- Born: June 6, 1952 (age 73)
- Education: University of Virginia University of Toronto University of Pennsylvania University of Pennsylvania Law School (JD)
- Occupations: Legal scholar and criminologist
- Known for: Criticism of capital punishment
- Scientific career
- Fields: Criminal law Neurocriminology Neurolaw
- Institutions: Fordham University School of Law
- Thesis: Sex Differences in Cognition and Crime: Early Developmental, Biological, and Sociological Correlates (1982)

= Deborah Denno =

American legal scholar and criminologist

Deborah West Denno (born June 6, 1952) is an American legal scholar and criminologist who studies the intersection of biology, neuroscience, and criminal law. She is the Arthur A. McGivney Professor of Law at the Fordham University School of Law, where she is also the founding director of the Neuroscience and Law Center.
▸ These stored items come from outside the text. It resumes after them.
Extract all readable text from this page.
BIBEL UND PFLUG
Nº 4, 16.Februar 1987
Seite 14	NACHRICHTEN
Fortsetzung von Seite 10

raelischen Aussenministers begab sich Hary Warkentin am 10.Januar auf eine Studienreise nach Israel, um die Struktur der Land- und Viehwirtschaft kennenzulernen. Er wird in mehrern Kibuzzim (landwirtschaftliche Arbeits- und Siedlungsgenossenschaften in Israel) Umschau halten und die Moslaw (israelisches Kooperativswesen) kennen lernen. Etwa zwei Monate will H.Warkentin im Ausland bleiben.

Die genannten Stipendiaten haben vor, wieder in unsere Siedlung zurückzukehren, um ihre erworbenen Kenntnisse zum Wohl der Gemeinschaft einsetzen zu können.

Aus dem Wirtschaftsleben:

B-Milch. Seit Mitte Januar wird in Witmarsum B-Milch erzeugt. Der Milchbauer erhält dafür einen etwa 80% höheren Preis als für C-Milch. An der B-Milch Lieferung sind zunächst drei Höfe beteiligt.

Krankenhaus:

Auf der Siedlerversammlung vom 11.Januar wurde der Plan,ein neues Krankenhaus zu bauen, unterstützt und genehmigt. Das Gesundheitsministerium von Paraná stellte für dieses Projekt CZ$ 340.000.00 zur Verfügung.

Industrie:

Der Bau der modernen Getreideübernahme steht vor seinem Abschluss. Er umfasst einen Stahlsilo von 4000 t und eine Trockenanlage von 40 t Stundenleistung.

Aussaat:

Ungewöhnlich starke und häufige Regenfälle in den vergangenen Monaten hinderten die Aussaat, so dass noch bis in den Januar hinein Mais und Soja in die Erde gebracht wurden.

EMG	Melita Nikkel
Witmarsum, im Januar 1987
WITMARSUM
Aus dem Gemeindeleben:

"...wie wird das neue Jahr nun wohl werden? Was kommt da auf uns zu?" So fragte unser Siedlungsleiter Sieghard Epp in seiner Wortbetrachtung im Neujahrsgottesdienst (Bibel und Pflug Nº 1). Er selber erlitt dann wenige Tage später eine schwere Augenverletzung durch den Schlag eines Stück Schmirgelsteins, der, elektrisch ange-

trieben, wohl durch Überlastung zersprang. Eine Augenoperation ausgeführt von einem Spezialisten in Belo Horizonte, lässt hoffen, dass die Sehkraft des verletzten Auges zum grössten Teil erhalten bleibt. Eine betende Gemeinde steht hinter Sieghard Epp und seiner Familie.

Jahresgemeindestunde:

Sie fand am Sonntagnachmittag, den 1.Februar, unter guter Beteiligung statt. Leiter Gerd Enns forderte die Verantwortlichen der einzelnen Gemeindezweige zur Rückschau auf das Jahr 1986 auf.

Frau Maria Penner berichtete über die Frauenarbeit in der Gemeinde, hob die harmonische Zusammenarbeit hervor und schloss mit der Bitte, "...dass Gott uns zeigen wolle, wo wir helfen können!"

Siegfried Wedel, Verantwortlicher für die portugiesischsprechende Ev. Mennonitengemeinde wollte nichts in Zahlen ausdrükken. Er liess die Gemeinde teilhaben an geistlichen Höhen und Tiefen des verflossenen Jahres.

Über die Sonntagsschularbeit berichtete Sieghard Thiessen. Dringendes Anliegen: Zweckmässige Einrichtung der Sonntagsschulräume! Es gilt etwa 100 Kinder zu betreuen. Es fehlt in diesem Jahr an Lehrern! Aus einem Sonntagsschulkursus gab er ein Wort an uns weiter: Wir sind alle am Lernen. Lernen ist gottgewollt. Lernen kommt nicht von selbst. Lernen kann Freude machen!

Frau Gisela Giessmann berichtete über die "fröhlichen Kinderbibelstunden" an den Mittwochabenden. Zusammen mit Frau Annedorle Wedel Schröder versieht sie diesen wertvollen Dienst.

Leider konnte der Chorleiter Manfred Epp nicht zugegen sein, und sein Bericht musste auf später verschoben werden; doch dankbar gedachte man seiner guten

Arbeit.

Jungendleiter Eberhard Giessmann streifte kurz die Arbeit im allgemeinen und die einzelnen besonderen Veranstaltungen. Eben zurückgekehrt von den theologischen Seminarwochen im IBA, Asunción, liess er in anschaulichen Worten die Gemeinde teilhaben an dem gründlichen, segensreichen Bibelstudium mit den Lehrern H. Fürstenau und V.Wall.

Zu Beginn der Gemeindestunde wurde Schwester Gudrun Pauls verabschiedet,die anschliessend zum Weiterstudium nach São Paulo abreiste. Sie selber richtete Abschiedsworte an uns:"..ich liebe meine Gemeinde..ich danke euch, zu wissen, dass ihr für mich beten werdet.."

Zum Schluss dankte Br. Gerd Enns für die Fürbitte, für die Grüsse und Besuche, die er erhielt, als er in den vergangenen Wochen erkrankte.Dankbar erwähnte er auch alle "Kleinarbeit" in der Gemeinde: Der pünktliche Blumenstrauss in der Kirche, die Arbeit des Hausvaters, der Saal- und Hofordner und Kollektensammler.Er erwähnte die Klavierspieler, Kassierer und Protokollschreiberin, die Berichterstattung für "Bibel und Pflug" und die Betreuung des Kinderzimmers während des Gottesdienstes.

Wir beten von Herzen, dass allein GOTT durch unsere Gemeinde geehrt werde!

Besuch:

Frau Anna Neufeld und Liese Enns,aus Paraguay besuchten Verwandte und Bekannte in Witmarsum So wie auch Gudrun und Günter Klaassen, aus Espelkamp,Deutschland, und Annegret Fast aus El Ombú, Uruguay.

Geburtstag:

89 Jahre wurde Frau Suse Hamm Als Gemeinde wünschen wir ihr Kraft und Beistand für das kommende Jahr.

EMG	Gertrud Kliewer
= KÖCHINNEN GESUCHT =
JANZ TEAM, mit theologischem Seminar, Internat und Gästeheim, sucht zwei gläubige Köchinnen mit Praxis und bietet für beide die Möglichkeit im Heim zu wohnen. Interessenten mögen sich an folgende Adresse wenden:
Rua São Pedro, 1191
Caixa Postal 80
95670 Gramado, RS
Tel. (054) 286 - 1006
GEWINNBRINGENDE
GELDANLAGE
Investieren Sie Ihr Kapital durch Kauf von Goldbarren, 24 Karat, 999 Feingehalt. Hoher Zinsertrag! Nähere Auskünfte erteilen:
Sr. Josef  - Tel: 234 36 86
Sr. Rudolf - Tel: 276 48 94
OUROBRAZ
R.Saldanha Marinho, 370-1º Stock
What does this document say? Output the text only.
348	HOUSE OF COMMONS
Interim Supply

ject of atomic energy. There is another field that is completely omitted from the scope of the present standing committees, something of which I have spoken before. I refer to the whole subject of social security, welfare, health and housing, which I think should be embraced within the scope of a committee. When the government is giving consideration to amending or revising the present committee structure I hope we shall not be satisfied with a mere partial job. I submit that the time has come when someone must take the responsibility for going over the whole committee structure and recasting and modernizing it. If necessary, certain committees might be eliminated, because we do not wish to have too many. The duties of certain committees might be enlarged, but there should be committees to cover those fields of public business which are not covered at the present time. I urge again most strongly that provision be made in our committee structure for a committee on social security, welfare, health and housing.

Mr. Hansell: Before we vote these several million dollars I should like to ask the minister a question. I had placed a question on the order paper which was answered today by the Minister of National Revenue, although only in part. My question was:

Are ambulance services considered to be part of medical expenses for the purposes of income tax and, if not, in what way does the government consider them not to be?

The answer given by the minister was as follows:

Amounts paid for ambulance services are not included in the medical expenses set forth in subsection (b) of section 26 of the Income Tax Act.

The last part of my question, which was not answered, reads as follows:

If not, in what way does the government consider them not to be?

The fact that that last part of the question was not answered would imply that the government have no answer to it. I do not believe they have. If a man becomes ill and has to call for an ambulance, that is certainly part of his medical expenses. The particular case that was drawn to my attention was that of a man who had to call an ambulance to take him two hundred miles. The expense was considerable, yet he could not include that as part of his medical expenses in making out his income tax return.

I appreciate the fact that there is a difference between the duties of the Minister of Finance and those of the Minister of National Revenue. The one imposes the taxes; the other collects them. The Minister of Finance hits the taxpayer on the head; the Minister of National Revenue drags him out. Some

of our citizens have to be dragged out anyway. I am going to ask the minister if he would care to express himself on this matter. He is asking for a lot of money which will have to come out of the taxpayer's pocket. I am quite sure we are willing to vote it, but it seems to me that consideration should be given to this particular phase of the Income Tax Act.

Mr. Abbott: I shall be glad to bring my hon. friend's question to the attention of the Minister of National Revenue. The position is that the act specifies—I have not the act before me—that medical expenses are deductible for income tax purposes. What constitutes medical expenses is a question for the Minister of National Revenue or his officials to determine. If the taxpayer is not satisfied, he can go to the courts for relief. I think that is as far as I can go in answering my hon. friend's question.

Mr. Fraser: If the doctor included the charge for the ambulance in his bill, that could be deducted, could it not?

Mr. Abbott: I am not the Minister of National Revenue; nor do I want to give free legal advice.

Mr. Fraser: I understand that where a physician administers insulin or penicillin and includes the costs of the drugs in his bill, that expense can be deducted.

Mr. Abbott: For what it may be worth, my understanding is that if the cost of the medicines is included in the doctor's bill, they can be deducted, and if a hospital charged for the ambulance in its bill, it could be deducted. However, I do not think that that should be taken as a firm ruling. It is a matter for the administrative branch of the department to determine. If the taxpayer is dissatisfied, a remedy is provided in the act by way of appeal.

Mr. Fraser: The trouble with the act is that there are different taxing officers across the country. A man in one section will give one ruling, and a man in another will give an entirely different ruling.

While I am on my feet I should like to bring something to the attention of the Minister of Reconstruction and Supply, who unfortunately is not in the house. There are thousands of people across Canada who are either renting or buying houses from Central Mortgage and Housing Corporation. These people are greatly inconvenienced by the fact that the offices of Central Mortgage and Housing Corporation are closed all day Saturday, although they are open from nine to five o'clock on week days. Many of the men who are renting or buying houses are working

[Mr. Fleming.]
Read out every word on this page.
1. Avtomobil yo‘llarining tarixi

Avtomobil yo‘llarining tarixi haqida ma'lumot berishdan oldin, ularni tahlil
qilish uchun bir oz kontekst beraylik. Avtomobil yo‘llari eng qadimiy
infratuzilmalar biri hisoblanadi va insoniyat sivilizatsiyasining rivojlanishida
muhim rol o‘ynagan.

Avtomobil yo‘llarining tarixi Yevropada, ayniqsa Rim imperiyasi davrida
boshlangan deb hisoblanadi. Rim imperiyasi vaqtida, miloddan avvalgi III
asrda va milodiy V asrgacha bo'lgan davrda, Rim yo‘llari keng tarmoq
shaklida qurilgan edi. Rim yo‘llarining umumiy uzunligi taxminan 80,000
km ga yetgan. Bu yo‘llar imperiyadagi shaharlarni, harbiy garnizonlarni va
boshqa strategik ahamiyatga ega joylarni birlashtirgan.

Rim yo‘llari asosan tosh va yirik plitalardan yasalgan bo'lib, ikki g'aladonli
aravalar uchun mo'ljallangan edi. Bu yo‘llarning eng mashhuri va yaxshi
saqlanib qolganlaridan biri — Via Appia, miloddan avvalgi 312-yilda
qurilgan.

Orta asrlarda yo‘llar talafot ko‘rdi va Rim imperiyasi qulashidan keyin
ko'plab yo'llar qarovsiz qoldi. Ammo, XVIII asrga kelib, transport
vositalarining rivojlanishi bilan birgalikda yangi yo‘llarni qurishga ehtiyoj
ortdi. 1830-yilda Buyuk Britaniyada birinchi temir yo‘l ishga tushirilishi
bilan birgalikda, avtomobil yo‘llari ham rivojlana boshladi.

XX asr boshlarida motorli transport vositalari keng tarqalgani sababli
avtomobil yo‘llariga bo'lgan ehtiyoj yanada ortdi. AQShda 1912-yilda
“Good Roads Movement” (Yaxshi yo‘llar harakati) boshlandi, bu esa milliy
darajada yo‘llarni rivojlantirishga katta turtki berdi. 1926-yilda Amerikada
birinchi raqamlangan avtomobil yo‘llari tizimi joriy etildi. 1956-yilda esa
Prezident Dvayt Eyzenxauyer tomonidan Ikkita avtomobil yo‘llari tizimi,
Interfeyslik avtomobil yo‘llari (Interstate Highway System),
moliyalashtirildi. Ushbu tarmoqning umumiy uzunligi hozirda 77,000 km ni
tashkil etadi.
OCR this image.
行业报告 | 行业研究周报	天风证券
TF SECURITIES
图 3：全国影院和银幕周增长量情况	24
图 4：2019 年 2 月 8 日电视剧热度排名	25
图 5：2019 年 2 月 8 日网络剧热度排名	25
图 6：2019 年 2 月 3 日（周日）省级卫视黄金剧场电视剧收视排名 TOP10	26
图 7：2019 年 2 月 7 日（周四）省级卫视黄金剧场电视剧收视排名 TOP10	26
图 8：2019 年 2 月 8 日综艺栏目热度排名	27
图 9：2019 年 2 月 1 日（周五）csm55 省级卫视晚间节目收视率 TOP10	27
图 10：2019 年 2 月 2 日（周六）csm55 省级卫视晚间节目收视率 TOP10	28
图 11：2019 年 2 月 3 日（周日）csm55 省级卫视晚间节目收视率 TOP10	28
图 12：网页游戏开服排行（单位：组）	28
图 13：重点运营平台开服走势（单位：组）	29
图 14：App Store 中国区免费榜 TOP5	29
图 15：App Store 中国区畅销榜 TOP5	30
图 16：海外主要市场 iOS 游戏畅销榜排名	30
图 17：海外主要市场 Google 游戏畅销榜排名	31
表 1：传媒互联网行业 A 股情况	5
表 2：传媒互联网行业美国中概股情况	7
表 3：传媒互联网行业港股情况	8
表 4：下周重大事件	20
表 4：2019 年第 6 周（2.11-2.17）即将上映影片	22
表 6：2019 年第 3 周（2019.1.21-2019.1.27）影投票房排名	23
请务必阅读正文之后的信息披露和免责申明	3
In 2007, she was named one of the fifty most influential women lawyers in the United States by the National Law Journal. She is known for her writings on the constitutionality of certain methods of capital punishment, such as lethal injection. A 2006 article in the Washington Post described her as "a leading expert on executions in the United States."

==Biography==
Denno was educated at the University of Virginia, the University of Toronto, and the University of Pennsylvania. She received her J.D. degree from the University of Pennsylvania Law School, where she was the managing editor of the University of Pennsylvania Law Review. Before joining the faculty of Fordham in 1991, she clerked for Justice Anthony J. Scirica and worked at the law firm Simpson Thacher & Bartlett. She first became interested in capital punishment while working as a law clerk for Scirica. In 1991, she became one of the first scholars to argue that, like electrocution before it, lethal injection constituted "cruel and unusual punishment" and therefore violated the Eighth Amendment to the United States Constitution.